No gossip here – they are not that type But occasionally you will hear a gripe.
About a husband , son or some other man Someone who should be hit over the head with a pan.
Elections come and go and it seems the wrong people get elected over and over. Those who don’t enjoy cafes or approve of culture and provide illusions about taking back control, whose egos are inflated by a sterile nationalism that was out of date at least a hundred years ago.
There are some animals whose presence seems to fit in with the soporific state of the nation. They represent perhaps the affectionate tranquillity which is more English than the butcher’s dogs and greased pigs of the contemporary age.
Well, perhaps I have had too much time on my hands and a surfeit of Government adverts on Classic F.M. The latter causing my blood pressure to rise despite the compensating soothing by a combination of the symphonies and the smooth and slightly manic A.A. (Alexander Armstrong). Despite the irritations of the lockdown the discovery of the variety of poetry of Christopher Reid. It is the gift that keeps on giving without the unpleasant associations of that phrase. Here is the great man talking about Ted Hughes and Seamus Heaney.
At the University of Huddersfield
Prose
Prose pays a call on poetry.
A seafaring tower block,
palatial, proud pristinely white
as if fresh from the drawing board
of some high minded architect,
has arrived to inspect
the tired old city.
From Reid's latest collection The Late Sun
There is something subtle and gentle about this poet that reminds me of the best headmaster that I taught under. He can be amusing, eloquent and engaging even with quite short poems like the following from his Selected Poems published in 2011.
Well indeed, the weather has picked up and the magnolia is in blossom in the gardens. I have just been reading the new collection of poems by Christopher Reid entitled “The Late Sun“ and finding it simply excellent. My favourite poem in his collection at the moment is a collaborative translation with Renata Senktas from the Polish of Konstanty Ildefons Gałczyński. It is called from A Trip to Świder
The poem ends with a literary allusion and is infused with a gentle melancholy-
Children in prams, woodpeckers, a birch growing at a slant, the river, and the blind man who drank beer at the station;
and this house with its pointed roof hidden among raspberry bushes, and this shadow… as in Three Sisters by Anton Chekhov.

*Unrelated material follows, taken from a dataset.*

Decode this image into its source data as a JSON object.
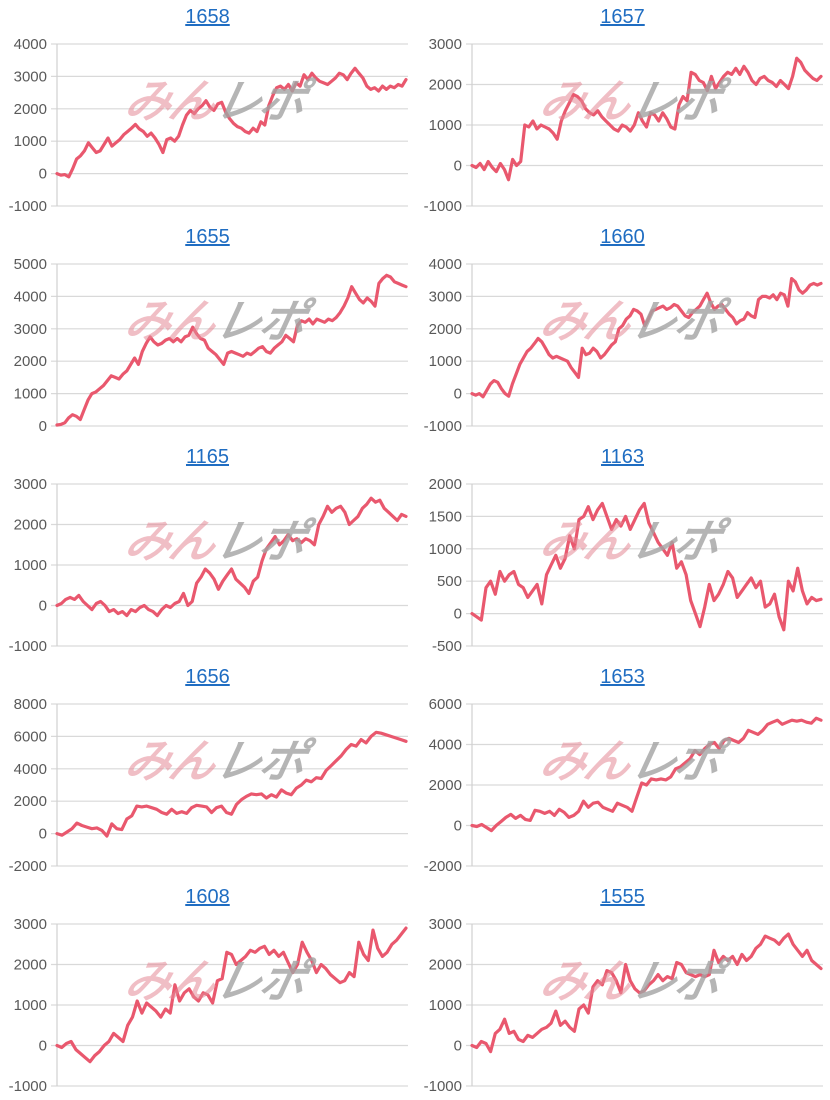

An informative Polish Website at https://przekroj.pl/en/literature/a-playful-nostalgia-for-a-lost-world-renata-senktas-and-christop interestingly comments that, “hermetic as it sometimes appears, A Trip to Świder is carried along by its musical brio, its dream-like marriage of fantasy and truth, and its kaleidoscopic blending of dissimilar tones and images, which, to quote Czesław Miłosz, “chase one another with the speed of a hurtling train”.“
The Late Summer is replete with great poetry and well worth the effort to read over and over. As a result of reading its 79 pages and not having presently been otherwise engaged by a novel- too many new webinars-I have found much to ponder over between cafetieres of coffee- the poems open up vistas of travel and return to the delights of London. Which thought reminds me of my first encounter with Reid via the wonderful poem-play “The Song of Lunch” world-wearily but delightfully intoned by Alan Rickman with Emma Thompson.